On Thu, Jan 20, 2022 at 12:02:49PM +0100, Hannes Reinecke wrote:
> On 1/20/22 11:52 AM, Daniel Wagner wrote:
> > The diskstats format is ABI, so we just can't add a new header. The
> > code snippet has been commented out since at least v2.6.12-rc2.
> > Remove it.
> > > Reviewed-by: Hannes Reinecke <[email protected]>

Any change to queue this patch up?

2022-03-04 18:37:25

by Daniel Wagner

[permalink] [raw]
Subject: Re: [PATCH 2/2] block: hold queue lock while iterating in diskstats_show

On Thu, Jan 20, 2022 at 05:29:50PM +0100, Daniel Wagner wrote:
> On Thu, Jan 20, 2022 at 11:37:00PM +0800, Ming Lei wrote:
> > Seems more likely nvme recovery issue, tags is changed even though
> > ->q_usage_counter is grabbed in blk_mq_queue_tag_busy_iter(), which is
> > added in v4.19.
> >
> > You may check dmesg log and see if there is any nvme error recovery info.
>
> Thanks for the tip.
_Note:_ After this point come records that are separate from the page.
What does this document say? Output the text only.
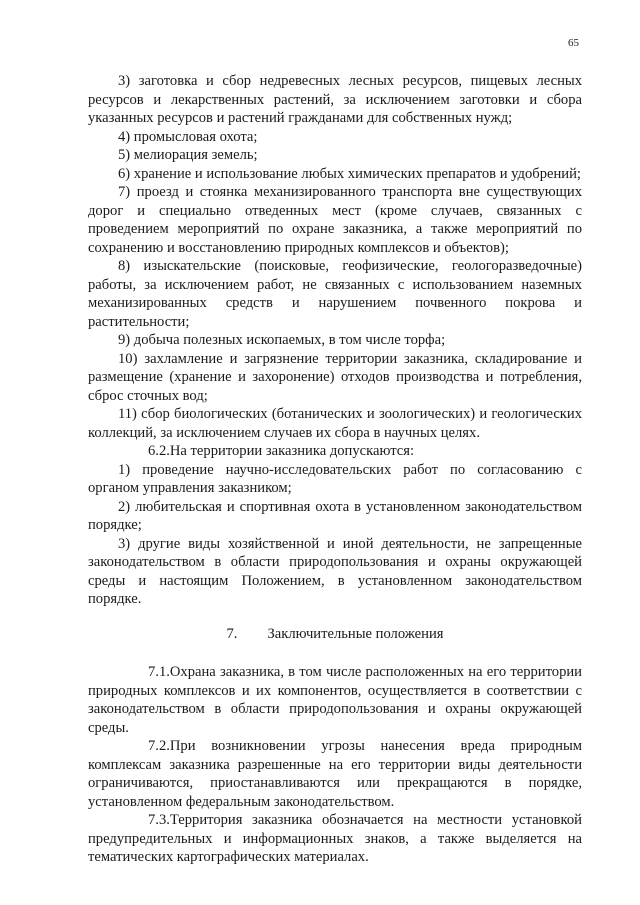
65

3) заготовка и сбор недревесных лесных ресурсов, пищевых лесных ресурсов и лекарственных растений, за исключением заготовки и сбора указанных ресурсов и растений гражданами для собственных нужд;

4) промысловая охота;

5) мелиорация земель;

6) хранение и использование любых химических препаратов и удобрений;

7) проезд и стоянка механизированного транспорта вне существующих дорог и специально отведенных мест (кроме случаев, связанных с проведением мероприятий по охране заказника, а также мероприятий по сохранению и восстановлению природных комплексов и объектов);

8) изыскательские (поисковые, геофизические, геологоразведочные) работы, за исключением работ, не связанных с использованием наземных механизированных средств и нарушением почвенного покрова и растительности;

9) добыча полезных ископаемых, в том числе торфа;

10) захламление и загрязнение территории заказника, складирование и размещение (хранение и захоронение) отходов производства и потребления, сброс сточных вод;

11) сбор биологических (ботанических и зоологических) и геологических коллекций, за исключением случаев их сбора в научных целях.

6.2.На территории заказника допускаются:

1) проведение научно-исследовательских работ по согласованию с органом управления заказником;

2) любительская и спортивная охота в установленном законодательством порядке;

3) другие виды хозяйственной и иной деятельности, не запрещенные законодательством в области природопользования и охраны окружающей среды и настоящим Положением, в установленном законодательством порядке.

7. Заключительные положения

7.1.Охрана заказника, в том числе расположенных на его территории природных комплексов и их компонентов, осуществляется в соответствии с законодательством в области природопользования и охраны окружающей среды.

7.2.При возникновении угрозы нанесения вреда природным комплексам заказника разрешенные на его территории виды деятельности ограничиваются, приостанавливаются или прекращаются в порядке, установленном федеральным законодательством.

7.3.Территория заказника обозначается на местности установкой предупредительных и информационных знаков, а также выделяется на тематических картографических материалах.
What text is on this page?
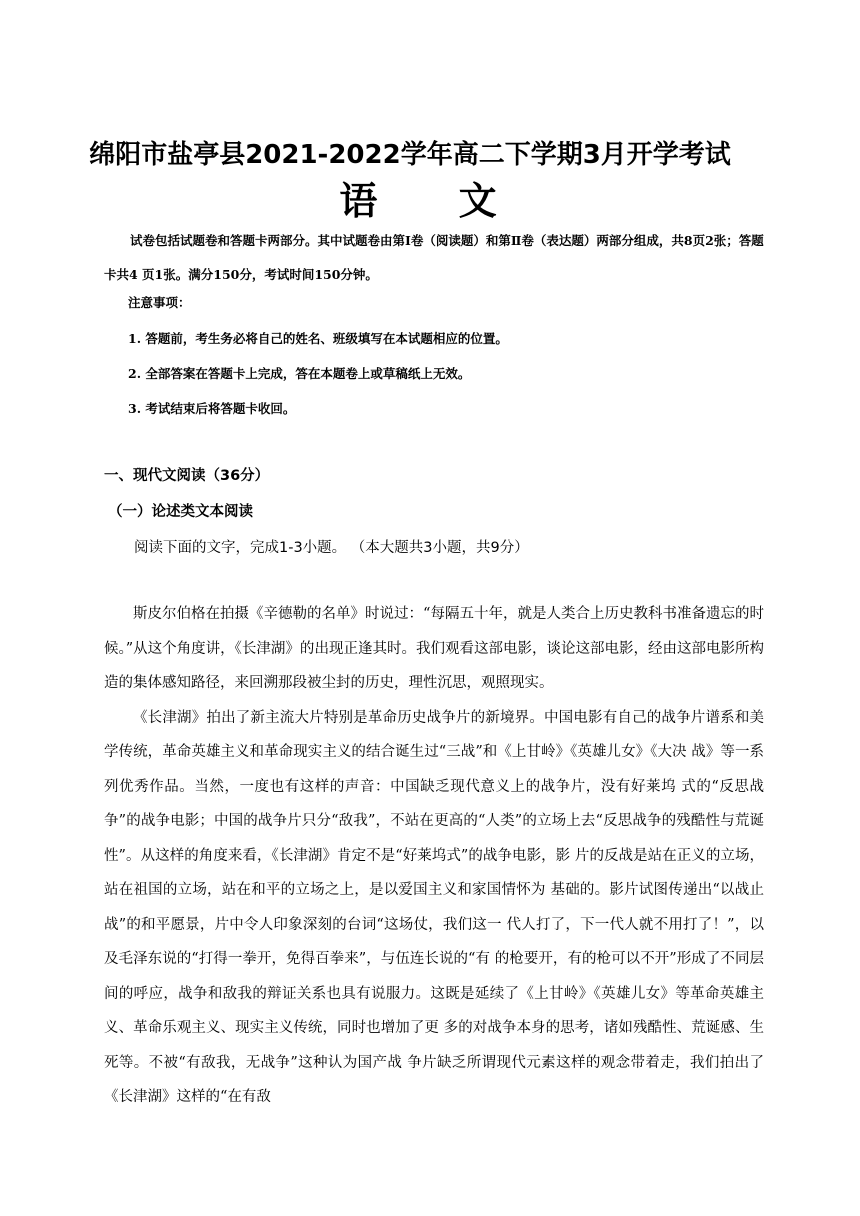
绵阳市盐亭县2021-2022学年高二下学期3月开学考试
语 文
试卷包括试题卷和答题卡两部分。其中试题卷由第Ⅰ卷（阅读题）和第Ⅱ卷（表达题）两部分组成，共8页2张；答题卡共4 页1张。满分150分，考试时间150分钟。
注意事项：
1. 答题前，考生务必将自己的姓名、班级填写在本试题相应的位置。
2. 全部答案在答题卡上完成，答在本题卷上或草稿纸上无效。
3. 考试结束后将答题卡收回。
一、现代文阅读（36分）
（一）论述类文本阅读
阅读下面的文字，完成1-3小题。 （本大题共3小题，共9分）

斯皮尔伯格在拍摄《辛德勒的名单》时说过：“每隔五十年，就是人类合上历史教科书准备遗忘的时候。”从这个角度讲，《长津湖》的出现正逢其时。我们观看这部电影，谈论这部电影，经由这部电影所构造的集体感知路径，来回溯那段被尘封的历史，理性沉思，观照现实。

《长津湖》拍出了新主流大片特别是革命历史战争片的新境界。中国电影有自己的战争片谱系和美学传统，革命英雄主义和革命现实主义的结合诞生过“三战”和《上甘岭》《英雄儿女》《大决 战》等一系列优秀作品。当然，一度也有这样的声音：中国缺乏现代意义上的战争片，没有好莱坞 式的“反思战争”的战争电影；中国的战争片只分“敌我”，不站在更高的“人类”的立场上去“反思战争的残酷性与荒诞性”。从这样的角度来看，《长津湖》肯定不是“好莱坞式”的战争电影，影 片的反战是站在正义的立场，站在祖国的立场，站在和平的立场之上，是以爱国主义和家国情怀为 基础的。影片试图传递出“以战止战”的和平愿景，片中令人印象深刻的台词“这场仗，我们这一 代人打了，下一代人就不用打了！”，以及毛泽东说的“打得一拳开，免得百拳来”，与伍连长说的“有 的枪要开，有的枪可以不开”形成了不同层间的呼应，战争和敌我的辩证关系也具有说服力。这既是延续了《上甘岭》《英雄儿女》等革命英雄主义、革命乐观主义、现实主义传统，同时也增加了更 多的对战争本身的思考，诸如残酷性、荒诞感、生死等。不被“有敌我，无战争”这种认为国产战 争片缺乏所谓现代元素这样的观念带着走，我们拍出了《长津湖》这样的“在有敌
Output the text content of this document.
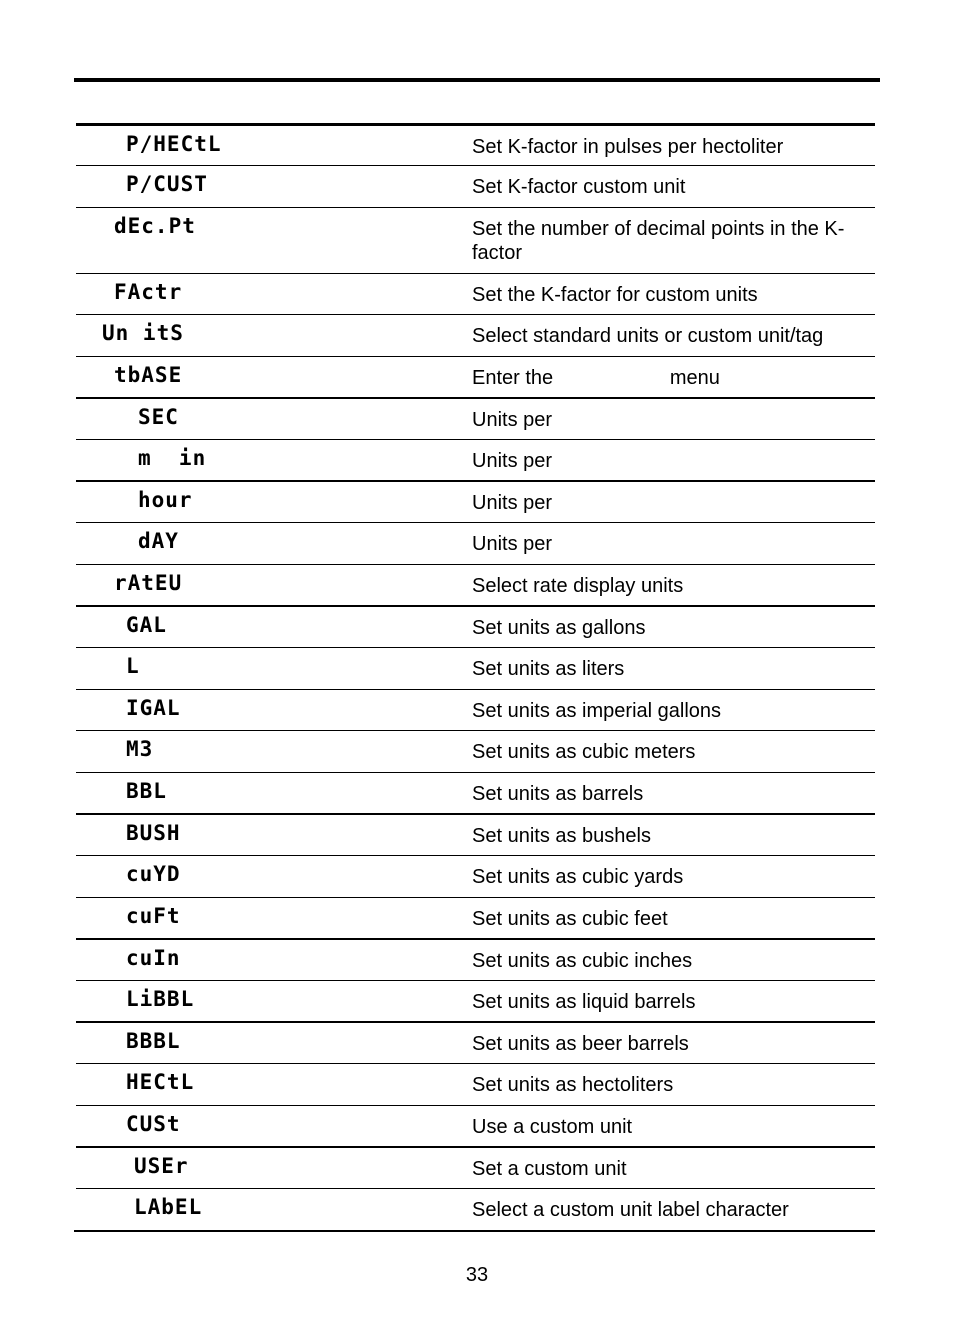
P/HECtL	Set K-factor in pulses per hectoliter
P/CUST	Set K-factor custom unit
dEc.Pt	Set the number of decimal points in the K-factor
FActr	Set the K-factor for custom units
Un itS	Select standard units or custom unit/tag
tbASE	Enter the                     menu
SEC	Units per
m  in	Units per
hour	Units per
dAY	Units per
rAtEU	Select rate display units
GAL	Set units as gallons
L	Set units as liters
IGAL	Set units as imperial gallons
M3	Set units as cubic meters
BBL	Set units as barrels
BUSH	Set units as bushels
cuYD	Set units as cubic yards
cuFt	Set units as cubic feet
cuIn	Set units as cubic inches
LiBBL	Set units as liquid barrels
BBBL	Set units as beer barrels
HECtL	Set units as hectoliters
CUSt	Use a custom unit
USEr	Set a custom unit
LAbEL	Select a custom unit label character
33
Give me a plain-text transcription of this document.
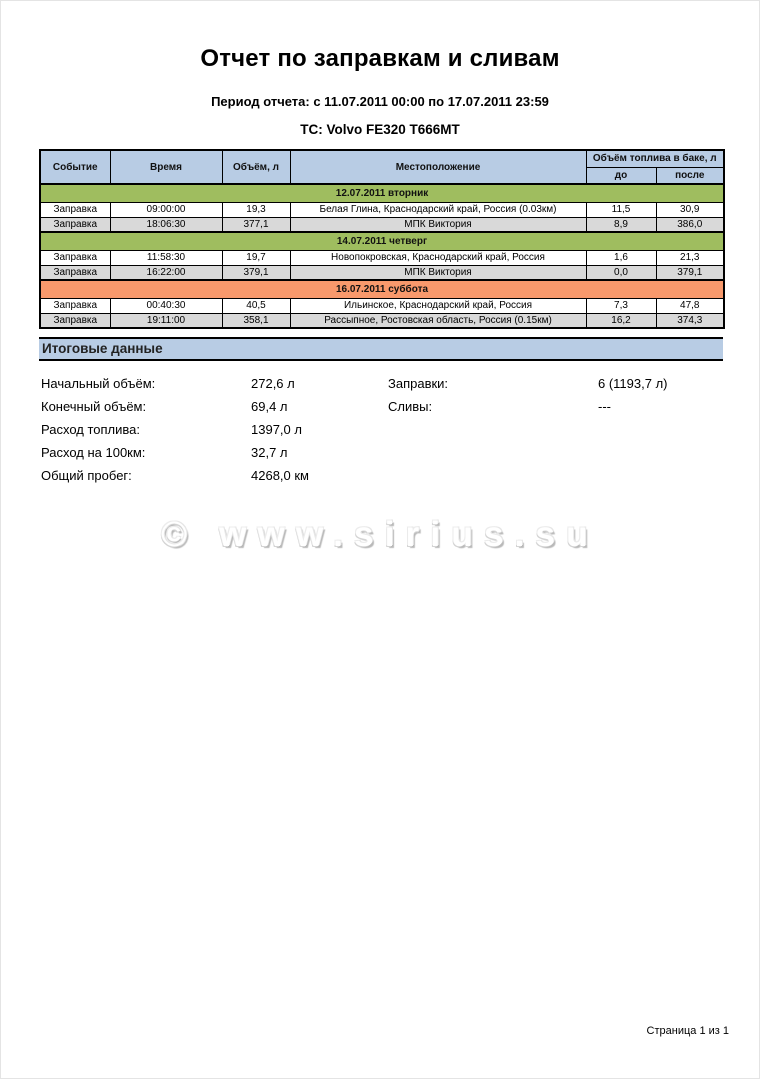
Отчет по заправкам и сливам
Период отчета: с 11.07.2011 00:00 по 17.07.2011 23:59
ТС: Volvo FE320 Т666МТ
Событие	Время	Объём, л	Местоположение	Объём топлива в баке, л	
				до	после
12.07.2011 вторник					
Заправка	09:00:00	19,3	Белая Глина, Краснодарский край, Россия (0.03км)	11,5	30,9
Заправка	18:06:30	377,1	МПК Виктория	8,9	386,0
14.07.2011 четверг					
Заправка	11:58:30	19,7	Новопокровская, Краснодарский край, Россия	1,6	21,3
Заправка	16:22:00	379,1	МПК Виктория	0,0	379,1
16.07.2011 суббота					
Заправка	00:40:30	40,5	Ильинское, Краснодарский край, Россия	7,3	47,8
Заправка	19:11:00	358,1	Рассыпное, Ростовская область, Россия (0.15км)	16,2	374,3
Итоговые данные
Начальный объём:	272,6 л
Конечный объём:	69,4 л
Расход топлива:	1397,0 л
Расход на 100км:	32,7 л
Общий пробег:	4268,0 км
Заправки:	6 (1193,7 л)
Сливы:	---
© www.sirius.su
Страница 1 из 1
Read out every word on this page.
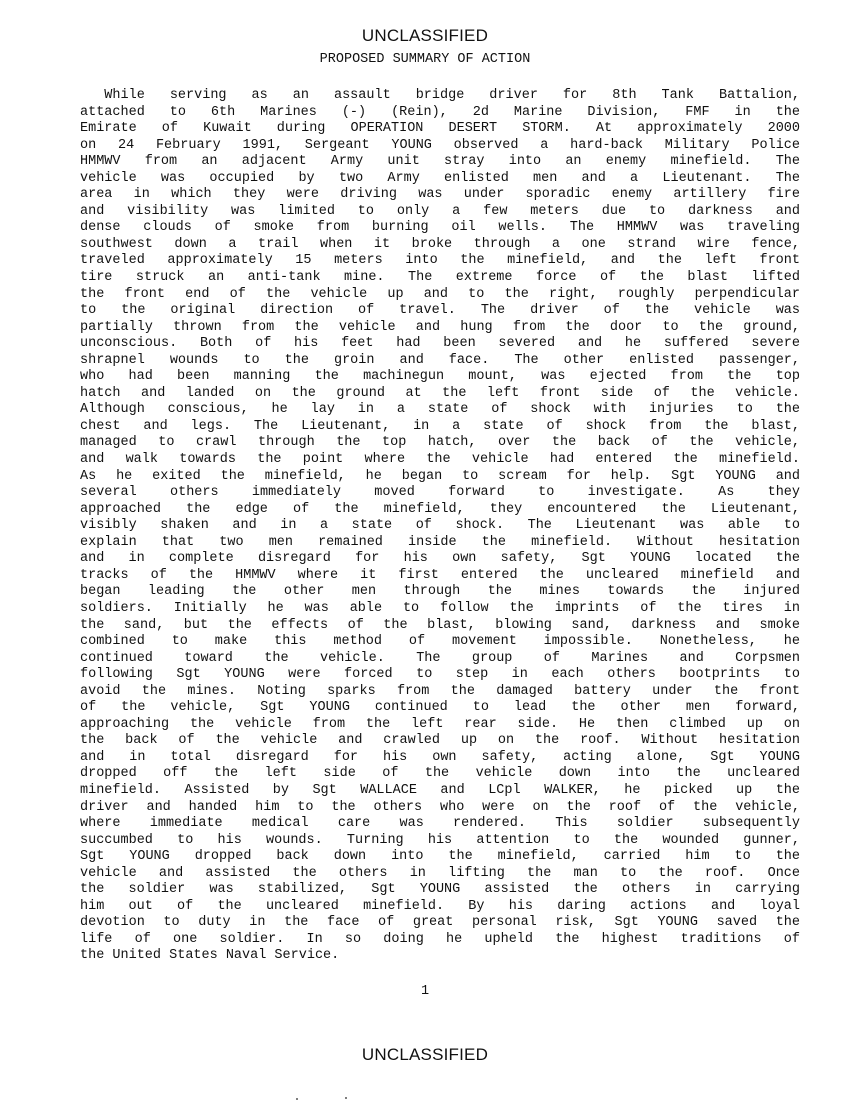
UNCLASSIFIED
PROPOSED SUMMARY OF ACTION
While serving as an assault bridge driver for 8th Tank Battalion,
attached to 6th Marines (-) (Rein), 2d Marine Division, FMF in the
Emirate of Kuwait during OPERATION DESERT STORM. At approximately 2000
on 24 February 1991, Sergeant YOUNG observed a hard-back Military Police
HMMWV from an adjacent Army unit stray into an enemy minefield. The
vehicle was occupied by two Army enlisted men and a Lieutenant. The
area in which they were driving was under sporadic enemy artillery fire
and visibility was limited to only a few meters due to darkness and
dense clouds of smoke from burning oil wells. The HMMWV was traveling
southwest down a trail when it broke through a one strand wire fence,
traveled approximately 15 meters into the minefield, and the left front
tire struck an anti-tank mine. The extreme force of the blast lifted
the front end of the vehicle up and to the right, roughly perpendicular
to the original direction of travel. The driver of the vehicle was
partially thrown from the vehicle and hung from the door to the ground,
unconscious. Both of his feet had been severed and he suffered severe
shrapnel wounds to the groin and face. The other enlisted passenger,
who had been manning the machinegun mount, was ejected from the top
hatch and landed on the ground at the left front side of the vehicle.
Although conscious, he lay in a state of shock with injuries to the
chest and legs. The Lieutenant, in a state of shock from the blast,
managed to crawl through the top hatch, over the back of the vehicle,
and walk towards the point where the vehicle had entered the minefield.
As he exited the minefield, he began to scream for help. Sgt YOUNG and
several others immediately moved forward to investigate. As they
approached the edge of the minefield, they encountered the Lieutenant,
visibly shaken and in a state of shock. The Lieutenant was able to
explain that two men remained inside the minefield. Without hesitation
and in complete disregard for his own safety, Sgt YOUNG located the
tracks of the HMMWV where it first entered the uncleared minefield and
began leading the other men through the mines towards the injured
soldiers. Initially he was able to follow the imprints of the tires in
the sand, but the effects of the blast, blowing sand, darkness and smoke
combined to make this method of movement impossible. Nonetheless, he
continued toward the vehicle. The group of Marines and Corpsmen
following Sgt YOUNG were forced to step in each others bootprints to
avoid the mines. Noting sparks from the damaged battery under the front
of the vehicle, Sgt YOUNG continued to lead the other men forward,
approaching the vehicle from the left rear side. He then climbed up on
the back of the vehicle and crawled up on the roof. Without hesitation
and in total disregard for his own safety, acting alone, Sgt YOUNG
dropped off the left side of the vehicle down into the uncleared
minefield. Assisted by Sgt WALLACE and LCpl WALKER, he picked up the
driver and handed him to the others who were on the roof of the vehicle,
where immediate medical care was rendered. This soldier subsequently
succumbed to his wounds. Turning his attention to the wounded gunner,
Sgt YOUNG dropped back down into the minefield, carried him to the
vehicle and assisted the others in lifting the man to the roof. Once
the soldier was stabilized, Sgt YOUNG assisted the others in carrying
him out of the uncleared minefield. By his daring actions and loyal
devotion to duty in the face of great personal risk, Sgt YOUNG saved the
life of one soldier. In so doing he upheld the highest traditions of
the United States Naval Service.
1
UNCLASSIFIED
It's likely that a recovery is running although
> there is no entry in the logs. At least I have an idea what could be the
> problem here.

FWIW, a846a8e6c9a5 ("blk-mq: don't free tags if the tag_set is used by
other device in queue initialztion") was missing our tree.